Must not let her find out that I've already purchased the not nice, not clean CD and listened my little heart out over the past week -- miraculously, WITHOUT turning into a wayward, cigarette smoking, fruit-flavored malt beverage-drinking, cursing, school-skipping, non-virgin at any point during the listening process. But it's early yet. The effects might be cumulative - I might be simply one more "You Oughta Know" listen from that wayward, not nice, not clean lifestyle.

So I do what any lunch money-conscious 14 year-old would do.

Sold it to a friend.

Ah. Now I can rest easy.

Now I don't have to shove the CD case furtively under the pillow when Mom comes into my bedroom. Now I don't have to worry that the finger of God will split the skies and strike me down or afflict me with an out-of-wedlock pregnancy (fate worse than church girl death). Now I'm back in everyone's good graces, without Mom (or God!) even being the wiser for it.

The catch: my friend took some reasonable amount of pity on me and made me a cassette tape copy.

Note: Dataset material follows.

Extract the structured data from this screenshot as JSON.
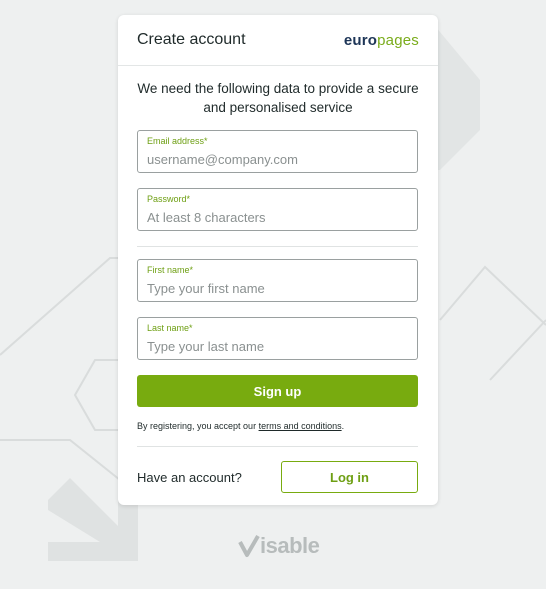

Er, she played the CD on her computer and set a tape recorder up next to the computer speakers and hit "record" so I ended up with this sort of pirated-sounding bootleg version that I left discretely UN-labeled and listened to on my Walkman when I was safely out of the house.

If we believe it, I still managed to make it through my formidable years without smoking cigarettes or drinking Smirnoff Ice of any flavor or letting any boys shove their hand up my shirt, even if I wanted them to. Pregnancies averted. Didn't become a runaway. Didn't swear like a truck driver or skip any classes or even so much as take the Lord's name in vain for years and years to come.

They did good, those parents of mine.

It was years before I told Mom this story.

I think I was still afraid she might confiscate my digital copy of the album....?????